Anchors Aweigh

This month, I am going to rudely interrupt your sunny summer activities with a reminder that financial storms can always happen.  However, to build emotional resilience against investment losses, it’s good to exercise your “I can ignore it and not make bad investment decision” muscle before you need to use it.

When calculating financial projections or helping decide savings goals, your financial advisor will use average portfolio rates or return over time.  Average rates of return are a necessary input into projections, but it has the unfortunate effect of creating an “anchor” in your mind about what to expect each year.

The anchoring effect is a cognitive bias where individuals rely too heavily on the first piece of information they hear.  This can skew their judgements about subsequent outcomes.

For example, I have been told that the Debris Po-Boy at Mother’s restaurant in New Orleans is the best roast beef sandwich in the history of the world.  Having never even heard of a roast beef po-boy before, I will of course assume, when I order this amazing concoction, that I am eating the pinnacle of roast beef and bread combinations.

Then, when I later go to Parkway Diner and order their roast beef po-boy, I’ll have a bias anchored into my head that it can’t possibly be as good as Mother’s and not give the Parkway version a fair chance.

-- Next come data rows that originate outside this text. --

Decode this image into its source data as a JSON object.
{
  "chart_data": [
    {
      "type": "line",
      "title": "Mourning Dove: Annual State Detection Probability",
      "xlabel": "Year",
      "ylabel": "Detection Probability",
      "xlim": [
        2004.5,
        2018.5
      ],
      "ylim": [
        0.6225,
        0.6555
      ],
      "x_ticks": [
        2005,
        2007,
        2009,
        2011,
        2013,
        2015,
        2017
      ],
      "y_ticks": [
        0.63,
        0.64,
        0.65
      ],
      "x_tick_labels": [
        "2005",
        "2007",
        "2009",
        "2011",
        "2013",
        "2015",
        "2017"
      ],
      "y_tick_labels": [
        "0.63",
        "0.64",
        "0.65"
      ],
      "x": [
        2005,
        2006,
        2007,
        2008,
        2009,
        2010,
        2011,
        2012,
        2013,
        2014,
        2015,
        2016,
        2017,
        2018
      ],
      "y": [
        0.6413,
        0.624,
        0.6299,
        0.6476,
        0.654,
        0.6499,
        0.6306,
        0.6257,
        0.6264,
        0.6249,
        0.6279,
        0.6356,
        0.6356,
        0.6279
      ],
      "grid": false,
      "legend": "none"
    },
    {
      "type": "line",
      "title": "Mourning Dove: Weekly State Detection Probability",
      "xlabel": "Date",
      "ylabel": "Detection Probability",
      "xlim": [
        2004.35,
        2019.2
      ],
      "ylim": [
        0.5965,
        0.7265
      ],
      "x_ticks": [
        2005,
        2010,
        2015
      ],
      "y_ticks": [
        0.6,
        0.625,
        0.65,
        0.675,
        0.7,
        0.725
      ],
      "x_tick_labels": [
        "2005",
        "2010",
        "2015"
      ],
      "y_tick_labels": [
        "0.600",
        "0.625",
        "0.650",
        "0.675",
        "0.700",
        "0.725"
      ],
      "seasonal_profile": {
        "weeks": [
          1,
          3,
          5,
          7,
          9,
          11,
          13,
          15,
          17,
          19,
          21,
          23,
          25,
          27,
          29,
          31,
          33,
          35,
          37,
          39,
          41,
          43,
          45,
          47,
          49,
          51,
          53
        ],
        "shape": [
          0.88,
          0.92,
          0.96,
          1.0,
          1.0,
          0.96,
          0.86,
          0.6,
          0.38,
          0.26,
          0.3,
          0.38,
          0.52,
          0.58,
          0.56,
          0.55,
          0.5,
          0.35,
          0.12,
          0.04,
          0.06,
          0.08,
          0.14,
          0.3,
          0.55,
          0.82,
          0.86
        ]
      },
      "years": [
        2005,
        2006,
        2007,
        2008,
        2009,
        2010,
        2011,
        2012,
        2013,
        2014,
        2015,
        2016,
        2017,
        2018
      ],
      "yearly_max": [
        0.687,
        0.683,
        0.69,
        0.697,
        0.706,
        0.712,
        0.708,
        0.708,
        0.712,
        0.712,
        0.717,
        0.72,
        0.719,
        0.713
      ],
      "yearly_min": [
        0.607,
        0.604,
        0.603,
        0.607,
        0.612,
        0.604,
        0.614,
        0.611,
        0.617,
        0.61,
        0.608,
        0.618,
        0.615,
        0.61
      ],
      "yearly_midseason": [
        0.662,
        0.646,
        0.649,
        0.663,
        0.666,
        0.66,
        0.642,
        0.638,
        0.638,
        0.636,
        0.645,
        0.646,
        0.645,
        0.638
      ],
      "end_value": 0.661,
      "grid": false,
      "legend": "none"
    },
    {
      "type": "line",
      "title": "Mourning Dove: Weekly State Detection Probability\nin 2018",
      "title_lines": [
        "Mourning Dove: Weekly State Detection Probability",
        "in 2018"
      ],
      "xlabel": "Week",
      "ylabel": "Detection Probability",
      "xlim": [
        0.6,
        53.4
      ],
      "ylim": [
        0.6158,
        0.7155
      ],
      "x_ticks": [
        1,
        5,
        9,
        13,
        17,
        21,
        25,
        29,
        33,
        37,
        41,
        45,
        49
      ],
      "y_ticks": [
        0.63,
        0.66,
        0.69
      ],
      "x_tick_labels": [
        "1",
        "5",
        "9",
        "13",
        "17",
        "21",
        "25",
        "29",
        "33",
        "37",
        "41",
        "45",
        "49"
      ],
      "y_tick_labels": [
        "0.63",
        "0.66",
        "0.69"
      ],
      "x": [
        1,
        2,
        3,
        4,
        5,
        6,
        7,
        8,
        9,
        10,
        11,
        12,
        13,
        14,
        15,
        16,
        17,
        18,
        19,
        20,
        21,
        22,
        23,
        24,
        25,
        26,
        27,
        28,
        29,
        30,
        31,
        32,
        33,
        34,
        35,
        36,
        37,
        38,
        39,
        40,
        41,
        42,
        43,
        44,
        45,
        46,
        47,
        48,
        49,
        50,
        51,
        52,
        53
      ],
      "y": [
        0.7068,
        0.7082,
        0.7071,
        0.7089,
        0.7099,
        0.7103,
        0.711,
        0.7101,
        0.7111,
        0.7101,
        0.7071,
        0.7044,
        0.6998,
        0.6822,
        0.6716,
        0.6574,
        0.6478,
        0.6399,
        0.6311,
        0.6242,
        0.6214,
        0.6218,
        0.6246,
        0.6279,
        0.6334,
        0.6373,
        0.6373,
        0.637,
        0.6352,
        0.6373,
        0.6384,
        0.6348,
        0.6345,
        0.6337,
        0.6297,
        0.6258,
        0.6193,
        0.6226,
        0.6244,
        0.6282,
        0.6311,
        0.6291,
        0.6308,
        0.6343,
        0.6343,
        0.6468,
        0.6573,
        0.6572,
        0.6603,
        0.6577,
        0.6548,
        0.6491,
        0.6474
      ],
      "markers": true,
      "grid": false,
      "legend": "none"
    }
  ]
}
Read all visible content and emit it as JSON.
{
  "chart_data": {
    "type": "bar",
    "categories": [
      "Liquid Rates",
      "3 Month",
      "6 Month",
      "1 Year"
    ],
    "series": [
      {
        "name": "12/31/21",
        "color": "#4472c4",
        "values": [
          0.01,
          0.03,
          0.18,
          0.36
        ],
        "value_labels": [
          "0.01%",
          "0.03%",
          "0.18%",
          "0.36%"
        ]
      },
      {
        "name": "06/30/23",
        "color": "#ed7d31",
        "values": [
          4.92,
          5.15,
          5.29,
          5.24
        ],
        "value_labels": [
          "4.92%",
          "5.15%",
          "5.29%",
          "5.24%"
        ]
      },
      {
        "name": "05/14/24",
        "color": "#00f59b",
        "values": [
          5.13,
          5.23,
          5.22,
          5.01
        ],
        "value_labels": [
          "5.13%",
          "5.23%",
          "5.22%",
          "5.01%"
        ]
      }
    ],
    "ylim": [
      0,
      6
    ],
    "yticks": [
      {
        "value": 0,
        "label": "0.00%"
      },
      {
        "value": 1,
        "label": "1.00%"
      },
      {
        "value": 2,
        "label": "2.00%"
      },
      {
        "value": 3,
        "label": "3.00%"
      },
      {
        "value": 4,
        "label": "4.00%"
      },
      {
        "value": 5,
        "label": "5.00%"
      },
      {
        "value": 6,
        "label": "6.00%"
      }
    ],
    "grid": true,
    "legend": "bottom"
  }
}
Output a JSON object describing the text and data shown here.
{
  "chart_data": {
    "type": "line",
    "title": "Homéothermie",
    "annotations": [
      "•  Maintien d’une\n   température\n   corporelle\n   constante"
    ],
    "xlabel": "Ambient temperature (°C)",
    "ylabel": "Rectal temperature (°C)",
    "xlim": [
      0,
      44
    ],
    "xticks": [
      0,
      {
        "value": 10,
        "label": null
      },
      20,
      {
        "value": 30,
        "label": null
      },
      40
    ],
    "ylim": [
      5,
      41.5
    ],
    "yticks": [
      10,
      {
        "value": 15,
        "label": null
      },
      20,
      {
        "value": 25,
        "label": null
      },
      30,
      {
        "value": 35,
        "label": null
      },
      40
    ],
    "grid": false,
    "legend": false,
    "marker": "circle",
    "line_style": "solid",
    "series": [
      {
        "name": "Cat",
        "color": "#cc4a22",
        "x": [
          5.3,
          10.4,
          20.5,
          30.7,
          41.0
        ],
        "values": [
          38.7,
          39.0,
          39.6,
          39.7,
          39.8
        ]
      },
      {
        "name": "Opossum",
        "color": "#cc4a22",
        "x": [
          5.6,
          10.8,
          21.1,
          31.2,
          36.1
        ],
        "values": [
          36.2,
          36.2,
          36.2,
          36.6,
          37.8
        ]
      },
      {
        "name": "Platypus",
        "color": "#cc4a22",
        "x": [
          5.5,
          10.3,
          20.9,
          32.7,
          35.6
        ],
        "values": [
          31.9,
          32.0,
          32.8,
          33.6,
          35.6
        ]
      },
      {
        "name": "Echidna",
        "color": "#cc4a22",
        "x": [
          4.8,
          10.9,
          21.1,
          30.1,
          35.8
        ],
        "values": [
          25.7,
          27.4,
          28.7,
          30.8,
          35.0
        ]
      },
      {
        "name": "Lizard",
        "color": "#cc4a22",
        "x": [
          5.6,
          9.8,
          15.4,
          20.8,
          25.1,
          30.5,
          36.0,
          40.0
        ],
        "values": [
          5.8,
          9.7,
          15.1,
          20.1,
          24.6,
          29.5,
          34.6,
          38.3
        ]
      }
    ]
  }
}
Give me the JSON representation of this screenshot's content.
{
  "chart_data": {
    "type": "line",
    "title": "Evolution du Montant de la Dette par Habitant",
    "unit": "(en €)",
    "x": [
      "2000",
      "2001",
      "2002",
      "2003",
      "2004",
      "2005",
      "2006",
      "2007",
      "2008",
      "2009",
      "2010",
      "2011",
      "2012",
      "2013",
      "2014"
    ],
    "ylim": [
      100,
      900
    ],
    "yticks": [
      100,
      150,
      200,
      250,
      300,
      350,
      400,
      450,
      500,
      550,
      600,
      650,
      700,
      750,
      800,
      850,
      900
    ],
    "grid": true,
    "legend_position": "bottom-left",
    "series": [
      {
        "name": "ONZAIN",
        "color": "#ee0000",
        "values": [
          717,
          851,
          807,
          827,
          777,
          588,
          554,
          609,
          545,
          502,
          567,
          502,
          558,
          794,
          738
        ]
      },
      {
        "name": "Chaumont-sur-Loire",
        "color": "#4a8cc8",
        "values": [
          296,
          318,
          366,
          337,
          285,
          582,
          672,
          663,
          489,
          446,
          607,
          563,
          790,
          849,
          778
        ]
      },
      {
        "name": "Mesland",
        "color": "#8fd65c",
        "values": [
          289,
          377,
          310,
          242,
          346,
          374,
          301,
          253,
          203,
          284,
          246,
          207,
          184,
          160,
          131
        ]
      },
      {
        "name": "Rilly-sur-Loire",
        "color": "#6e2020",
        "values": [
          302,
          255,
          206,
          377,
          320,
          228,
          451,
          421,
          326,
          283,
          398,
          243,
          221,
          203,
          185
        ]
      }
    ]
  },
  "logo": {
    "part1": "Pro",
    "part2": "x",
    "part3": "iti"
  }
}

If I had a magic wand, I’d make the box on the landing page of your 401k website that tells you your rate of return disappear.  Whatever that number is, it is usually a VERY short term average (often 1 year or less) and that number, high or low, is very influential in your brain the first time you see it.

A low number (which may just be bad timing, not at all indicative of bad investments) may make you hate your plan and believe that your other accounts are somehow better.  And that first impression is hard to lose.

On the other hand, a high return flashing on the home page makes you think you are:

  1. An investing genius and
  2. Entitled to that high return forevermore.

All this to say, beware of latching onto the first piece of information you get about your investments.  Even if the information is correct, our brains’ interpretation of it may not be.